Archive for the ‘Availability’ Category

18
Dec
   

It’s been about two months since Teradata launched the Aster Big Analytics Appliance and since then we have had the opportunity to showcase the appliance to various customers, prospects, partners, analysts, journalists etc. We are pleased to report that since the launch the appliance has already received the “Ventana Big Data Technology of the Year” award and has been well received by industry experts and customers alike.

Over the past two months, starting with the launch tweetchat, we have received numerous enqueries around the appliance and think now is a good time to answer the top 10 most frequently asked questions about the new Teradata Aster offering. Without further ado here are the top 10 questions and their answers:

WHAT IS THE TERADATA ASTER BIG ANALYTICS APPLIANCE?

The Aster Big Analytics Appliance is a powerful, ready to-run platform that is pre-configured and optimized specifically for big data storage and analysis. A purpose built, integrated hardware and software solution for analytics at big data scale, the appliance runs Teradata Aster patented SQL-MapReduce® and SQL-H technology on a time-tested, fully supported Teradata hardware platform. Depending on workload needs, it can be exclusively configured with Aster nodes, Hortonworks Data Platform (HDP) Hadoop nodes, or a mixture of Aster and Hadoop nodes. Additionally, integrated backup nodes are available for data protection and high availability

WHO WILL BENEFIT MOST BY DEPLOYING THE APPLIANCE?

The appliance is designed for organizations looking for a turnkey integrated hardware and software solution to store, manage and analyze structured and unstructured data (ie: multi-structured data formats). The appliance meets the needs of both departmental and enterprise-wide buyers and can scale linearly to support massive data volumes.

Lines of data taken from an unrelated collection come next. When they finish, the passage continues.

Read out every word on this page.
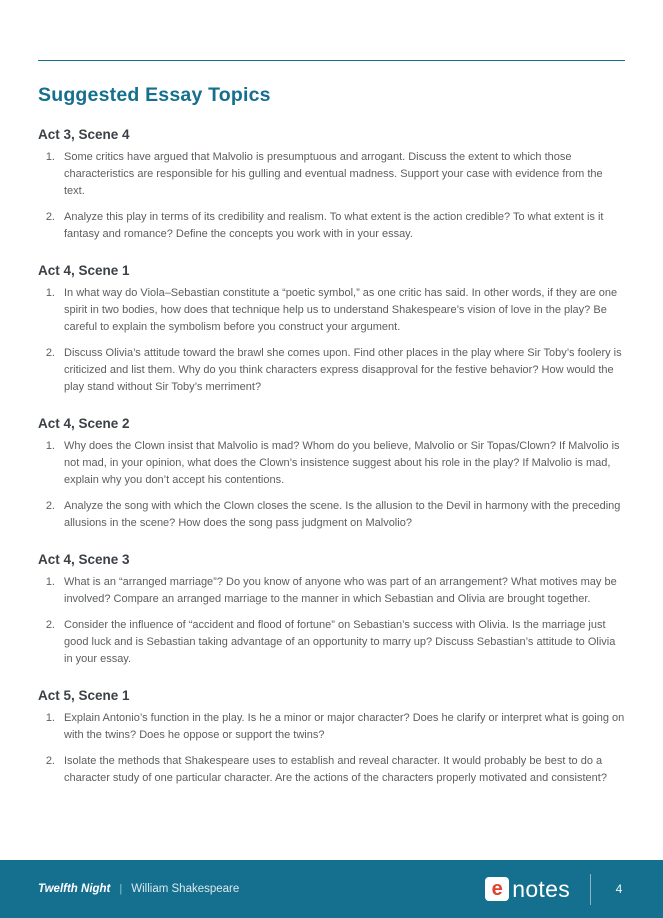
Suggested Essay Topics
Act 3, Scene 4
1. Some critics have argued that Malvolio is presumptuous and arrogant. Discuss the extent to which those characteristics are responsible for his gulling and eventual madness. Support your case with evidence from the text.
2. Analyze this play in terms of its credibility and realism. To what extent is the action credible? To what extent is it fantasy and romance? Define the concepts you work with in your essay.
Act 4, Scene 1
1. In what way do Viola–Sebastian constitute a “poetic symbol,” as one critic has said. In other words, if they are one spirit in two bodies, how does that technique help us to understand Shakespeare’s vision of love in the play? Be careful to explain the symbolism before you construct your argument.
2. Discuss Olivia’s attitude toward the brawl she comes upon. Find other places in the play where Sir Toby’s foolery is criticized and list them. Why do you think characters express disapproval for the festive behavior? How would the play stand without Sir Toby’s merriment?
Act 4, Scene 2
1. Why does the Clown insist that Malvolio is mad? Whom do you believe, Malvolio or Sir Topas/Clown? If Malvolio is not mad, in your opinion, what does the Clown’s insistence suggest about his role in the play? If Malvolio is mad, explain why you don’t accept his contentions.
2. Analyze the song with which the Clown closes the scene. Is the allusion to the Devil in harmony with the preceding allusions in the scene? How does the song pass judgment on Malvolio?
Act 4, Scene 3
1. What is an “arranged marriage”? Do you know of anyone who was part of an arrangement? What motives may be involved? Compare an arranged marriage to the manner in which Sebastian and Olivia are brought together.
2. Consider the influence of “accident and flood of fortune” on Sebastian’s success with Olivia. Is the marriage just good luck and is Sebastian taking advantage of an opportunity to marry up? Discuss Sebastian’s attitude to Olivia in your essay.
Act 5, Scene 1
1. Explain Antonio’s function in the play. Is he a minor or major character? Does he clarify or interpret what is going on with the twins? Does he oppose or support the twins?
2. Isolate the methods that Shakespeare uses to establish and reveal character. It would probably be best to do a character study of one particular character. Are the actions of the characters properly motivated and consistent?
Twelfth Night | William Shakespeare	e notes	4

WHY DO I NEED THIS APPLIANCE?

This appliance can help you gain valuable insights from all of your multi-structured data. Using these insights, you can optimize business processes to reduce cost and better serve your customers. More importantly, these insights can help you innovate by identifying new markets, new products, new business models etc. For example, by using the appliance a telecommunications company can analyze multi-structured customer interaction data across multiple channels such as web, call center and retail stores to identify the path customers take to churn. This insight can be used proactively to increase customer retention and improve customer satisfaction.

WHAT’S UNIQUE ABOUT THE APPLIANCE?

The appliance is an industry first in tightly integrating SQL-MapReduce®, SQL-H and Apache Hadoop. The appliance delivers a tightly integrated hardware and software solution to store, manage and analyze big data. The appliance delivers integrated interfaces for analytics and administration, so all types of multi-structured data can be quickly and easily analyzed through SQL based interfaces. This means that you can continue to use your favorite BI tools and all existing skill sets while deploying new data management and analytics technologies like Hadoop and MapReduce. Furthermore, the appliance delivers enterprise class reliability to allow technologies like Hadoop to now be used for mission critical applications with stringent SLA requirements.

WHY DID TERADATA BRING ASTER & HADOOP TOGETHER?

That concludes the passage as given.